I must study alone, as I am condemned to do every thing alone, I believe, in this life.
— Dorothea Dix
I shall try and effect all that is before me to perform; and God, I think, will surely give me strength for His work so long as He directs my line of duty.
Why not, when it can be done without exposure or expense, let me rescue some of America's miserable children from vice and guilt?
What greater bliss than to look back on days spent in usefulness, in doing good to those around us.
That statesman is indeed happy who can count as his friends the really honest and consistent, the true Patriots, and the men of honorable thought.
I have had so much at heart. Defeated, not conquered; disappointed, not discouraged. I have but to be more energetic and more faithful in the difficult and painful vocation to which my life is devoted.

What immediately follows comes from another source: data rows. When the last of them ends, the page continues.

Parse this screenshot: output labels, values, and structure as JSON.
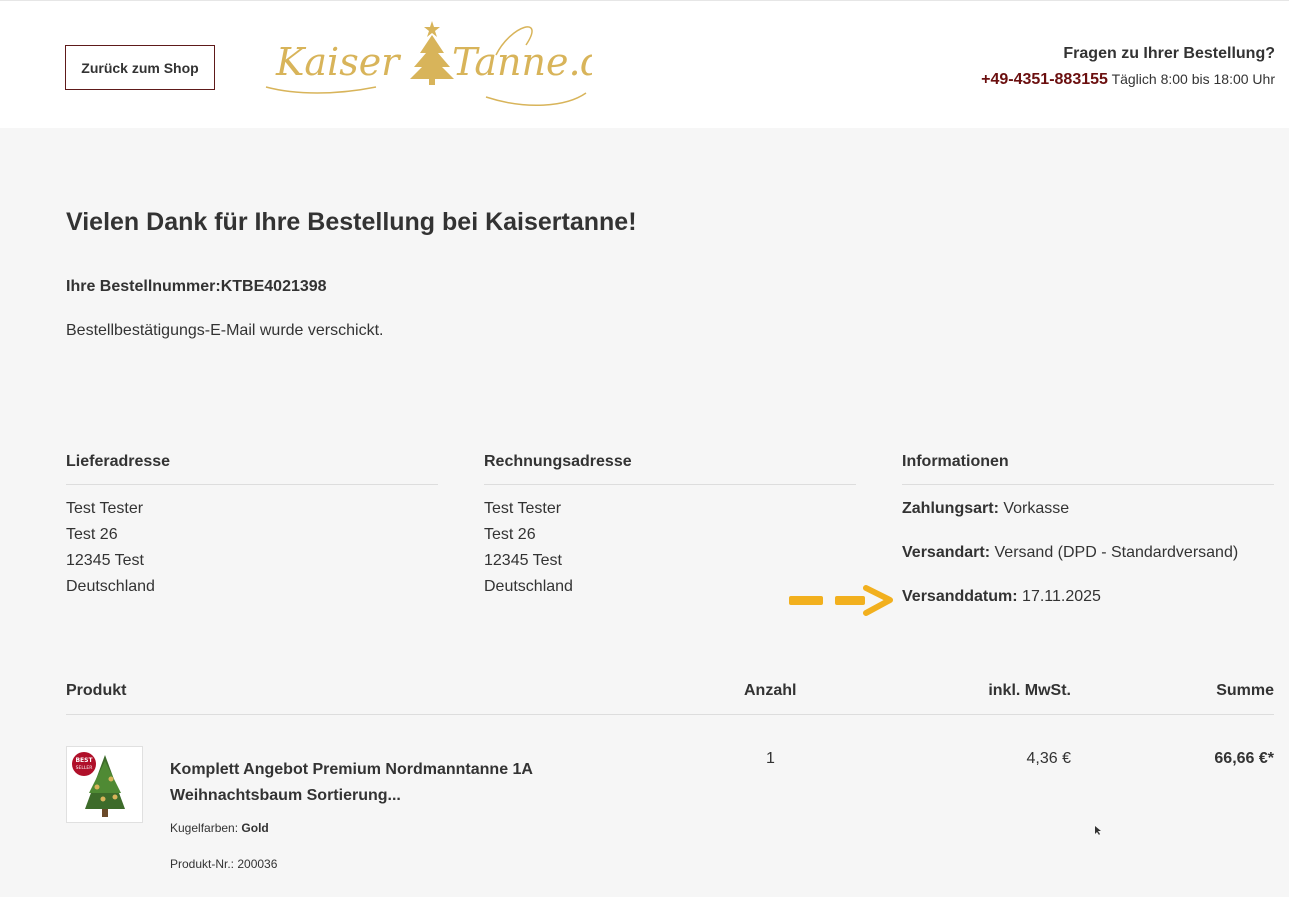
{
  "header": {
    "back_button": "Zurück zum Shop",
    "logo_text": "KaiserTanne.de",
    "help_title": "Fragen zu Ihrer Bestellung?",
    "phone": "+49-4351-883155",
    "hours": "Täglich 8:00 bis 18:00 Uhr"
  },
  "confirmation": {
    "title": "Vielen Dank für Ihre Bestellung bei Kaisertanne!",
    "order_number": "Ihre Bestellnummer:KTBE4021398",
    "mail_sent": "Bestellbestätigungs-E-Mail wurde verschickt."
  },
  "delivery": {
    "heading": "Lieferadresse",
    "lines": [
      "Test Tester",
      "Test 26",
      "12345 Test",
      "Deutschland"
    ]
  },
  "billing": {
    "heading": "Rechnungsadresse",
    "lines": [
      "Test Tester",
      "Test 26",
      "12345 Test",
      "Deutschland"
    ]
  },
  "info": {
    "heading": "Informationen",
    "payment_label": "Zahlungsart:",
    "payment_value": "Vorkasse",
    "shipping_label": "Versandart:",
    "shipping_value": "Versand (DPD - Standardversand)",
    "date_label": "Versanddatum:",
    "date_value": "17.11.2025"
  },
  "table": {
    "headers": {
      "product": "Produkt",
      "quantity": "Anzahl",
      "vat": "inkl. MwSt.",
      "sum": "Summe"
    },
    "rows": [
      {
        "name": "Komplett Angebot Premium Nordmanntanne 1A Weihnachtsbaum Sortierung...",
        "option_label": "Kugelfarben:",
        "option_value": "Gold",
        "product_nr": "Produkt-Nr.: 200036",
        "badge": "BEST SELLER",
        "quantity": "1",
        "vat": "4,36 €",
        "sum": "66,66 €*"
      }
    ]
  },
  "colors": {
    "accent": "#6b0f0f",
    "gold": "#d8b45a",
    "arrow": "#f2b01e",
    "background": "#f6f6f6"
  }
}
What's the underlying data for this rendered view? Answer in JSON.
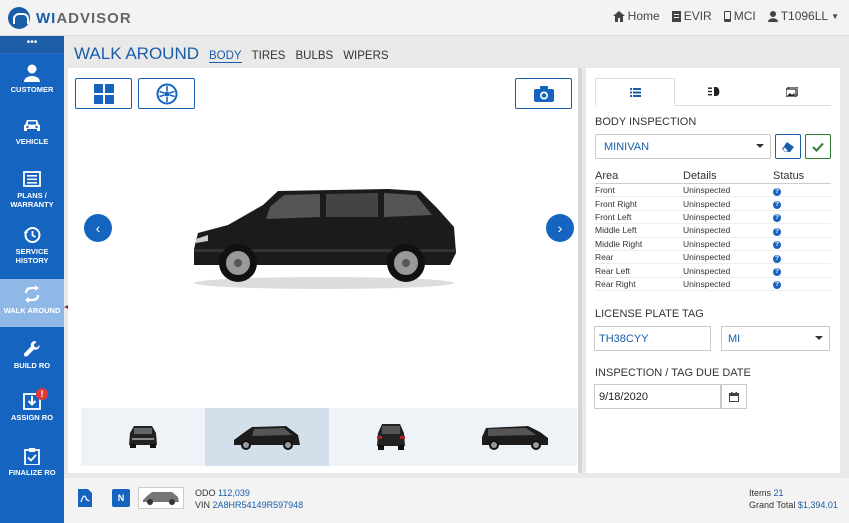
{
  "app": {
    "logo_prefix": "WI",
    "logo_suffix": "ADVISOR"
  },
  "topnav": {
    "home": "Home",
    "evir": "EVIR",
    "mci": "MCI",
    "user": "T1096LL"
  },
  "sidebar": {
    "dots": "•••",
    "items": [
      {
        "label": "CUSTOMER"
      },
      {
        "label": "VEHICLE"
      },
      {
        "label": "PLANS / WARRANTY"
      },
      {
        "label": "SERVICE HISTORY"
      },
      {
        "label": "WALK AROUND"
      },
      {
        "label": "BUILD RO"
      },
      {
        "label": "ASSIGN RO",
        "badge": "!"
      },
      {
        "label": "FINALIZE RO"
      }
    ]
  },
  "header": {
    "title": "WALK AROUND",
    "tabs": [
      "BODY",
      "TIRES",
      "BULBS",
      "WIPERS"
    ],
    "selected_tab": "BODY"
  },
  "inspection": {
    "title": "BODY INSPECTION",
    "vehicle_type": "MINIVAN",
    "columns": [
      "Area",
      "Details",
      "Status"
    ],
    "rows": [
      {
        "area": "Front",
        "details": "Uninspected"
      },
      {
        "area": "Front Right",
        "details": "Uninspected"
      },
      {
        "area": "Front Left",
        "details": "Uninspected"
      },
      {
        "area": "Middle Left",
        "details": "Uninspected"
      },
      {
        "area": "Middle Right",
        "details": "Uninspected"
      },
      {
        "area": "Rear",
        "details": "Uninspected"
      },
      {
        "area": "Rear Left",
        "details": "Uninspected"
      },
      {
        "area": "Rear Right",
        "details": "Uninspected"
      }
    ],
    "status_glyph": "?",
    "license_label": "LICENSE PLATE TAG",
    "license_value": "TH38CYY",
    "state_value": "MI",
    "due_label": "INSPECTION / TAG DUE DATE",
    "due_value": "9/18/2020"
  },
  "footer": {
    "badge_n": "N",
    "odo_label": "ODO",
    "odo_value": "112,039",
    "vin_label": "VIN",
    "vin_value": "2A8HR54149R597948",
    "items_label": "Items",
    "items_value": "21",
    "total_label": "Grand Total",
    "total_value": "$1,394.01"
  },
  "colors": {
    "brand": "#1565c0",
    "accent_red": "#8a1c33",
    "active_sidebar": "#90b8e6"
  }
}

We are not sent into this world mainly to enjoy the loveliness therein, nor to sit us down in passive ease; no, we were sent here for action. The soul that seeks to do the will of God with a pure heart, fervently, does not yield to the lethargy of ease.

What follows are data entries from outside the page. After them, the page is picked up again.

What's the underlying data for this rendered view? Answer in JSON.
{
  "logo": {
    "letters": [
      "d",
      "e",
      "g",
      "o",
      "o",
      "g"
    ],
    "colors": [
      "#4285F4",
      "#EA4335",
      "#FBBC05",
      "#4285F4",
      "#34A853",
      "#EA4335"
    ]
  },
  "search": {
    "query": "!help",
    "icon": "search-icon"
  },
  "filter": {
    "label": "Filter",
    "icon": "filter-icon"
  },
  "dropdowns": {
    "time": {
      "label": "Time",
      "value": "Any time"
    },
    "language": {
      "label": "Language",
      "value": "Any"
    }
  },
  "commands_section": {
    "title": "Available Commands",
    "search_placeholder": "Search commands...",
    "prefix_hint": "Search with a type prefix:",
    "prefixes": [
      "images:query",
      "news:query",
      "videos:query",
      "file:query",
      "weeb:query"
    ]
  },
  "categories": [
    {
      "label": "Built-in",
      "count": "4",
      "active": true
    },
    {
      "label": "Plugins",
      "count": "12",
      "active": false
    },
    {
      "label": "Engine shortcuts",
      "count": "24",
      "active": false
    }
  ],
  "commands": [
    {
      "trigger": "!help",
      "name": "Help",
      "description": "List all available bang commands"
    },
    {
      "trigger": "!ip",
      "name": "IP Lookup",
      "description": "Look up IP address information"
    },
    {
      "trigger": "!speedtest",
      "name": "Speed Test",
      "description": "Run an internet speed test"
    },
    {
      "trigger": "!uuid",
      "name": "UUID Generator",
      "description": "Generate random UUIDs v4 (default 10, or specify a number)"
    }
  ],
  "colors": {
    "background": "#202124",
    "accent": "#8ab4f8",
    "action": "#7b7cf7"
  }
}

I have little taste for fashionable dissipations, cards, and dancing; the theatre and tea parties are my aversion, and I look with little envy on those who find their enjoyment in such transitory delights, if delights they may be called.
Happy are those who dwell apart from the harrowing tumults of public life!
'Know,' says a wise writer, the historian of kings, 'Know the men that are to be trusted'; but how is this to be? The possession of knowledge involves both time and opportunities. Neither of these are 'handservants at command.'
The duties of a teacher are neither few nor small, but they elevate the mind and give energy to the character.